The increase in ionic conductivity observed during 2011 suggests enhanced degradation of organic compounds (Routh et al., 2001; Atekwana et al., 2004). The BDP region has always been strongly influenced by monsoon, recharge of surface water and in situ microbial processes, which contribute to the increase of DOC (Ghosh et al., 2014) and ionic conductivity in groundwater. While previous studies had suggested bacterial decomposition of organic matter in sediments and groundwater as the primary reason for release of Fe and As in these aquifers (Islam et al., 2004; McArthur et al., 2004), but due to lack of evidence this idea it remains in-conclusive. Ongoing investigations at this site indicate diverse microbial communities and high inputs of DOC derived from microbial decomposition of organic matter in these wells (Ghosh et al., 2014). In this study, we have reported presence of bacterial communities and their metabolic processes affecting As and other dissolved metal fluxes in BDP groundwater (see below).

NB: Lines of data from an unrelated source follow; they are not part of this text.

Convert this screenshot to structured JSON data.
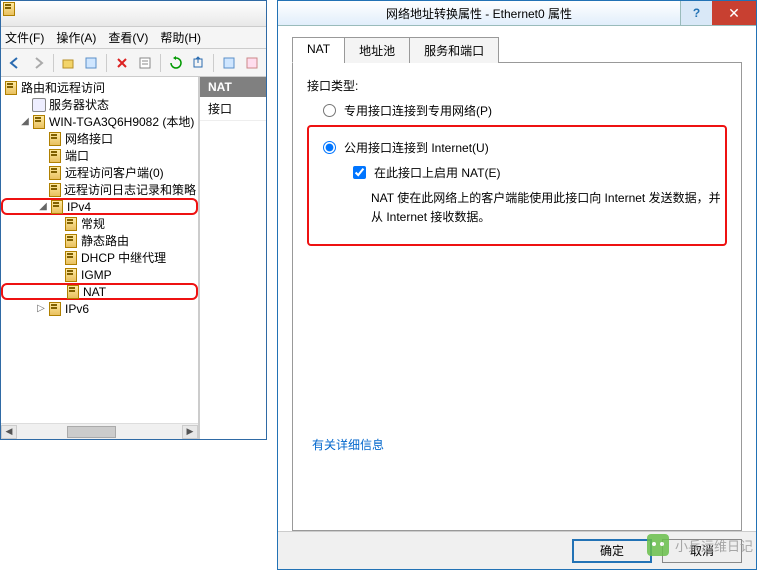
{
  "main_window": {
    "menus": {
      "file": "文件(F)",
      "action": "操作(A)",
      "view": "查看(V)",
      "help": "帮助(H)"
    },
    "tree": {
      "root": "路由和远程访问",
      "server_status": "服务器状态",
      "server_node": "WIN-TGA3Q6H9082 (本地)",
      "network_if": "网络接口",
      "ports": "端口",
      "remote_clients": "远程访问客户端(0)",
      "remote_log": "远程访问日志记录和策略",
      "ipv4": "IPv4",
      "general": "常规",
      "static_route": "静态路由",
      "dhcp_relay": "DHCP 中继代理",
      "igmp": "IGMP",
      "nat": "NAT",
      "ipv6": "IPv6"
    },
    "right": {
      "header": "NAT",
      "row1": "接口"
    }
  },
  "dialog": {
    "title": "网络地址转换属性 - Ethernet0 属性",
    "tabs": {
      "nat": "NAT",
      "pool": "地址池",
      "services": "服务和端口"
    },
    "interface_type_label": "接口类型:",
    "radio_private": "专用接口连接到专用网络(P)",
    "radio_public": "公用接口连接到 Internet(U)",
    "checkbox_enable_nat": "在此接口上启用 NAT(E)",
    "nat_desc": "NAT 使在此网络上的客户端能使用此接口向 Internet 发送数据，并从 Internet 接收数据。",
    "more_info": "有关详细信息",
    "ok": "确定",
    "cancel": "取消"
  },
  "watermark": "小兵运维日记"
}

Validation of the Designed Primer Set
The amino acid sequence of arsenite oxidase large sub-unit aioA protein had a CX2CX3CX70S (CHFCIVGCGYH) motif for [3Fe-4S] binding and another consensus motif YEKGIIWGNDN. Earlier studies (Quemeneur et al., 2008) had selected these two consensus regions to design degenerate primers. In this study, we targeted a smaller nucleotide stretch (18 bp) of the same [3Fe-4S] binding motif to design the forward primer aioAF. To design the reverse primer, we targeted the consensus motif IIWGNDN. In this motif, the first isoleucine can be replaced by leucine or phenyl-alanine with a change in the first nucleotide of the codon CUC/UUC/AUC (5 to 3′), respectively as reported in published aioA sequences. To avoid degeneracy while designing the reverse primer aioAR, we removed the 3′ base at wobble position of the anti-codon, which gives a shorter nucleotide stretch of 18 bases. The newly designed primer set can therefore target a wider range of bacterial phyla including environmental samples, which is a significant methodological improvement in this study. As discussed in the result section, the new primers were bacterial aioA specific and successfully amplified aioA amplicons from all the arsenite oxidizing bacterial strains, many of which have been reported previously in published literature. Moreover, the primers did not amplify any of the non-arsenic oxidizing bacteria confirming the specificity of primers. Additionally, except aioA gene related sequences, there is complete absence of non-specific amplicons from the environmental clone libraries, which indicate that the newly designed primes were highly specific for bacterial aioA related sequences. Although the extant aioA primers were more degenerative, they can be biased at times (Quemeneur et al., 2008) targeting a narrow range of arsenite oxidizing bacteria. However when these primers were tested on BDP environmental DNA no amplicons were generated.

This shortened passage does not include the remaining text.